After each of the above call-outs, please do add the phrase, “… and also being a kick-ass writer.” Because every one of these things–every one of these people and their fiction too–deserves it own standalone essay. I could do a whole separate list just about the books and characters I want to thank so many of you for creating. And another separate list about the amazing editors and publishers who publish our words and make us look even smarter than we are and hire kick-ass illustrators to dress them for the party. There could be a whole other other list for Locus and Clarion and Turkey City and the Science Fiction Museum … well, you get the idea, right?

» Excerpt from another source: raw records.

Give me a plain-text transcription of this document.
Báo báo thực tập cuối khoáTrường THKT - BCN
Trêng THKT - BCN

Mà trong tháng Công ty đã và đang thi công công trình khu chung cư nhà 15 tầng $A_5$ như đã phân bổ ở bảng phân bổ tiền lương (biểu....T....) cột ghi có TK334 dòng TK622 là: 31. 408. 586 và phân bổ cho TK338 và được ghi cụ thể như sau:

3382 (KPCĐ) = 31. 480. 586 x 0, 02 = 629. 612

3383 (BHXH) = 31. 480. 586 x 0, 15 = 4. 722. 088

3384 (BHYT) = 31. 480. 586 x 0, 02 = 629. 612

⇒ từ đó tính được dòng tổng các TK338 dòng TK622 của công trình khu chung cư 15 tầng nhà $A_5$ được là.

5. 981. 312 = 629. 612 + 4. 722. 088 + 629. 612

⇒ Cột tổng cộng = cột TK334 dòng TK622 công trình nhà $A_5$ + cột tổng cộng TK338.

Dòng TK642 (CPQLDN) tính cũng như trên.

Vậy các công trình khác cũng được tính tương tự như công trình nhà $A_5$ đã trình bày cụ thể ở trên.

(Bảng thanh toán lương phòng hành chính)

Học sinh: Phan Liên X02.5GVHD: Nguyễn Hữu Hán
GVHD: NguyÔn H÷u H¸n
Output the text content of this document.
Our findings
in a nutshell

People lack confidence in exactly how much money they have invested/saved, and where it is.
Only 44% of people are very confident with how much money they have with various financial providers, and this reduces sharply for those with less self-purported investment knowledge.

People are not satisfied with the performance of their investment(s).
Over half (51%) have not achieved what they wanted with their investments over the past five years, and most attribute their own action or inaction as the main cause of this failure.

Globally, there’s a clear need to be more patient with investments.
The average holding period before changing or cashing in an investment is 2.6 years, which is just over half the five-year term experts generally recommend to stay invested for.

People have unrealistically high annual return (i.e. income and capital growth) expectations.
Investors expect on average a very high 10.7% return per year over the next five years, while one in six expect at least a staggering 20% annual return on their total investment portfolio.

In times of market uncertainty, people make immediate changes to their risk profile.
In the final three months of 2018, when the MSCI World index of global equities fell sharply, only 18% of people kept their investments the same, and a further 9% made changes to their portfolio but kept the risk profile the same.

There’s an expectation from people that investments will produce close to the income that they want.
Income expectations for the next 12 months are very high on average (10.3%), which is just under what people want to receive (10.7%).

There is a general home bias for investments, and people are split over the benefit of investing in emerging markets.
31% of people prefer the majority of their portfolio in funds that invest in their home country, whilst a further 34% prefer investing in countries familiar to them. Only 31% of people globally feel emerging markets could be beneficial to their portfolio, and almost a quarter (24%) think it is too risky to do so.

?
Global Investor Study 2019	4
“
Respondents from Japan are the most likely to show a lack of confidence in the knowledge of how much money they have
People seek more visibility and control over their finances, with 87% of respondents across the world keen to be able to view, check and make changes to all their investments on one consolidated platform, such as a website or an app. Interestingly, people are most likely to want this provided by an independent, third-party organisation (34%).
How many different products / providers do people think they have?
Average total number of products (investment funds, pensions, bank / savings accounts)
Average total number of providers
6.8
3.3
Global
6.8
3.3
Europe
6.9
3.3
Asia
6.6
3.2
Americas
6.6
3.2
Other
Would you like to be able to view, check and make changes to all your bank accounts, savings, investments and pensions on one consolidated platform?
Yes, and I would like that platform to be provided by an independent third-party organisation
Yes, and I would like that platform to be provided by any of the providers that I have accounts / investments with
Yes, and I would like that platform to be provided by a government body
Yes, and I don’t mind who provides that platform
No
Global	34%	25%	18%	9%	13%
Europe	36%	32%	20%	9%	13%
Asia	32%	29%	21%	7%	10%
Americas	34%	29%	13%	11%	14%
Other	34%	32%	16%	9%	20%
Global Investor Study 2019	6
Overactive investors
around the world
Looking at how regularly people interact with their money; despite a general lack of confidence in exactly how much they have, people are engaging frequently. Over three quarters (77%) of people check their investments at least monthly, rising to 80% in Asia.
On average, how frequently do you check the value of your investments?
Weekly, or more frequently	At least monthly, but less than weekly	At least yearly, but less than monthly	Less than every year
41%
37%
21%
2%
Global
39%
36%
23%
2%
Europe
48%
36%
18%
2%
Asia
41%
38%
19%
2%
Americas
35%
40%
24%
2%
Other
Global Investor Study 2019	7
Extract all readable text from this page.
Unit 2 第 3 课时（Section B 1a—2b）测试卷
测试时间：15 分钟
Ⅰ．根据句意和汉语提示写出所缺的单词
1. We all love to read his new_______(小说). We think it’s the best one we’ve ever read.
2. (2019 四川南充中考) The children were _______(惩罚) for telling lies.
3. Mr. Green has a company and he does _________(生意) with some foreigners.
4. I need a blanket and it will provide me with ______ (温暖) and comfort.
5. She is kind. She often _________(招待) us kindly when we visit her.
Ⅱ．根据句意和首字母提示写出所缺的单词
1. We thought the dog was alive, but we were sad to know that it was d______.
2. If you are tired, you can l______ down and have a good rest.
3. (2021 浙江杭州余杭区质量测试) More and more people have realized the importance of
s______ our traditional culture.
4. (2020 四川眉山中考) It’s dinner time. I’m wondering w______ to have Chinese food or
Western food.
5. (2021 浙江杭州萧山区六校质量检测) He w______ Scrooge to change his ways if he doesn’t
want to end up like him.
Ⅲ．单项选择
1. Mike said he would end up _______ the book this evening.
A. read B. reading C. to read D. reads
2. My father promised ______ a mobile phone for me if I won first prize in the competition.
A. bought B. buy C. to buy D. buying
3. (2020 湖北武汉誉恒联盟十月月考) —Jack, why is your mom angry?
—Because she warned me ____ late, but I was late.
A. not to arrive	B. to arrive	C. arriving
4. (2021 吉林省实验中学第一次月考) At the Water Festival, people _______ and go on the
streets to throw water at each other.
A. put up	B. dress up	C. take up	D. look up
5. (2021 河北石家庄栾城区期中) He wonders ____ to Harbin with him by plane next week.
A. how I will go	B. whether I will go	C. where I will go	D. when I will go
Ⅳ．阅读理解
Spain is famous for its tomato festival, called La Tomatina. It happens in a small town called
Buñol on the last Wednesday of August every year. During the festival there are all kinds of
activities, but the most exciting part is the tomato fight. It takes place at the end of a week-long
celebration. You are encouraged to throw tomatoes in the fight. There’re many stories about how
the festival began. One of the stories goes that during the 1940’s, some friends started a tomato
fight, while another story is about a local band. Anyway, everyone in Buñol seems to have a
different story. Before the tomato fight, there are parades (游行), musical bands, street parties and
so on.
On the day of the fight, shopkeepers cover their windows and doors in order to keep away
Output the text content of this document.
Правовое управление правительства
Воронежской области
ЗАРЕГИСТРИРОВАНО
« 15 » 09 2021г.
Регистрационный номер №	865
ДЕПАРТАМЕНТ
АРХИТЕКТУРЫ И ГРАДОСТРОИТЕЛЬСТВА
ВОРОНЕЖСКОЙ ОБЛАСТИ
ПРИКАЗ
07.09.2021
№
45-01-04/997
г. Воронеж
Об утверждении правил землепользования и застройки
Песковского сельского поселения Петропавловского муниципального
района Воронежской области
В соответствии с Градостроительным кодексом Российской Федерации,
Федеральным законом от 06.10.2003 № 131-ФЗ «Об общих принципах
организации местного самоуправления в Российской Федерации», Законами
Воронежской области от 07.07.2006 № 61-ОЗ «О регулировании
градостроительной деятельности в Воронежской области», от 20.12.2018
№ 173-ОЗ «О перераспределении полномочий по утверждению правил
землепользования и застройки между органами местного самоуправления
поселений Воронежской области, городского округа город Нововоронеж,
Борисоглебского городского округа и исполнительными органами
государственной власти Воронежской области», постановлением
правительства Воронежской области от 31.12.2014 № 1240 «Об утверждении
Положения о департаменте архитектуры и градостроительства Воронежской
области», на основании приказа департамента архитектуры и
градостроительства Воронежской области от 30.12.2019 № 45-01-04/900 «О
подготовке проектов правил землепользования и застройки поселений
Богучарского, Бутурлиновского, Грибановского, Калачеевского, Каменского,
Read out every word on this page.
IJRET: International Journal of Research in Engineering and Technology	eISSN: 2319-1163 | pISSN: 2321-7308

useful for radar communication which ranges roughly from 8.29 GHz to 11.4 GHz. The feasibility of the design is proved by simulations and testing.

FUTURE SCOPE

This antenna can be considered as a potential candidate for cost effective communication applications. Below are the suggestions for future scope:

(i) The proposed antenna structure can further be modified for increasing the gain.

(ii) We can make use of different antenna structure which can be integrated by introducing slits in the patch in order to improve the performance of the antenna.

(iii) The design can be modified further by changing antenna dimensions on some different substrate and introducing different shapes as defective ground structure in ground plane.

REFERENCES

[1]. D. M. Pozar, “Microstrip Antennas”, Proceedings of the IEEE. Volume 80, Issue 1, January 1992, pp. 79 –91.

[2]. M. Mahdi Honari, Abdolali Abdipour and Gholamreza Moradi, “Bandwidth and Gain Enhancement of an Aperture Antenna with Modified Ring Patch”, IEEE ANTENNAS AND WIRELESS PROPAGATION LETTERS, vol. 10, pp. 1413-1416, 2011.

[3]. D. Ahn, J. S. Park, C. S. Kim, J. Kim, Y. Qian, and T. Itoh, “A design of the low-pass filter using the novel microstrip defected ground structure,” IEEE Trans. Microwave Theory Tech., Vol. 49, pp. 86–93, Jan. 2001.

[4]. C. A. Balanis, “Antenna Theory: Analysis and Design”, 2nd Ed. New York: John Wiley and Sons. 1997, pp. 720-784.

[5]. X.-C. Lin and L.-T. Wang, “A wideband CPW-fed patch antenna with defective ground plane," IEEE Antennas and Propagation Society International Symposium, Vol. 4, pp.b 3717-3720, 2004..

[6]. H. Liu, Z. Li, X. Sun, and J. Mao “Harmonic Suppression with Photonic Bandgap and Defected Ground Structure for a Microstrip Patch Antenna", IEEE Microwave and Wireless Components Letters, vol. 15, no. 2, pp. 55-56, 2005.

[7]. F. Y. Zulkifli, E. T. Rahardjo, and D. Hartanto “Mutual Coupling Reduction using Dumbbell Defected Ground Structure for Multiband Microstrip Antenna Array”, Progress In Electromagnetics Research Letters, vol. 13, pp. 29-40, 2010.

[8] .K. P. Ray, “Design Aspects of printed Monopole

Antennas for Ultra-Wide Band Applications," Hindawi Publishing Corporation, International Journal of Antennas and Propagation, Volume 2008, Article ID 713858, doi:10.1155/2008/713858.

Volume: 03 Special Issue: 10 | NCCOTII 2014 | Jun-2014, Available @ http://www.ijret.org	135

I will mail a copy of my most recent hardcover, signed in pink Sharpie with a big goddamned heart on it and my sincerest thanks, to the first three people to write one of these love letters. (And to then tell me about it, and send me their address). Maybe you don’t want my recent hardcover; maybe you’d rather have one of my killer story critiques or an ship or island on Stormwrack named after your dog, or an only-available-in-Canada copy of the Bond anthology coming out in November. Maybe you’d rather whatever it was got signed in teal Sharpie. All your Sharpie colors are belong to me. We can talk, is what I’m saying.
I am offering this blatant open challenge cum bribe to you all: now and then, let’s use our time and talent to create and something, here in our lovely shared fictional palace, that splatters the Internet with that same happy we’re all getting from the baby sloth videos we’re turning to, in desperation, after a hard day on the Facebooknets has plunged us into a pit of misanthropy. Let’s give each other the hit of dopamine now and then. We probably won’t use up the Internet’s supply of kitten pics anytime soon, but why take chances?
Fighting the shitzkrieg is non-negotiable. Frontline fighters, I salute and love you! But if we can’t all occasionally jitterbug madly, with a bottle of hootch and the best band we can scrape together on any given moment’s notice… well, I fear that way lies a lot more rubble and far less magical city.